- Location: Bhairanpally village in Warangal District of Telangana State, India
- Date: 27 August 1948 (UTC+05:30)
- Target: Civilians
- Attack type: Mass murder
- Deaths: 200
- Perpetrator: Razakars

= Bhairanpally Massacre =

1948 killing of Hindu villagers in India

The Bhairanpally Massacre was the killing of 200 Hindu villagers on 27 August 1948, by the Razakars in the village of Bhairanpally in present-day Telangana state of India.

==Background==
India became independent from the British Raj on 15 August 1947. Soon after, the people of Hyderabad State began a civil revolt known as the Telangana Rebellion. They were agitating for a merger with India and against the authoritarian rule of the Nizam of Hyderabad and also against them having to pay Jiziya (religious tax to be paid by non-muslims in an Islamic state).The Nizam's private army, the Razakars, attempted to quell the uprising of people demanding the merger of Nizam dominion into the Indian Union. They marched the length and breadth of Telangana, plundering and looting villages.

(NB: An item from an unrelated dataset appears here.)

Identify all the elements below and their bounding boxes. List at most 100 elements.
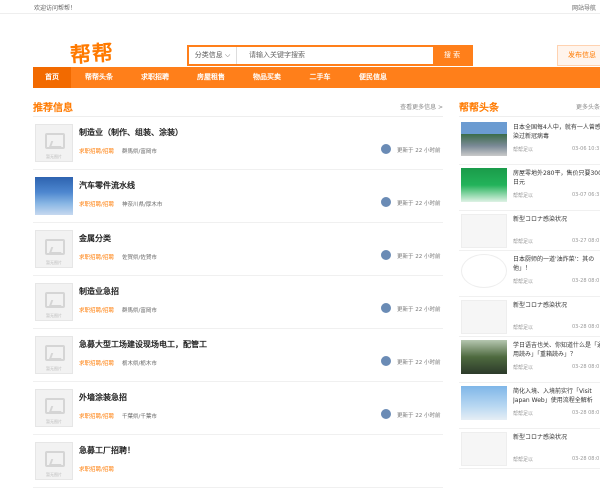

==Attack on the village and massacre==
From June 1948, the Razakars tried thrice to enter Bhairanpally village but were repelled by the villagers using slings and other traditional weapons. However, in August they gained entry from the Razakars. The villagers took refuge in the fortress in the village and were able to kill some of the Razakars. However, the defenders were overwhelmed and killed, after which the Razakars went on a rampage raping women, looting their gold ornaments and even stripping the women naked and making them play bathukamma in front of the dead bodies. The villagers were made to stand two to three in a line and shot with a single bullet to save bullets.
In the massacre of 27 August and the preceding days, 200 people were killed, as per historians and village elders.

==Legacy==
There is a memorial on the outskirts of the village with the names of those killed engraved on it.

Champion (2025 film), a 2025 Telugu language film set against the backdrop of the Bhairanpally Massacre and 1947 Indian independence struggle.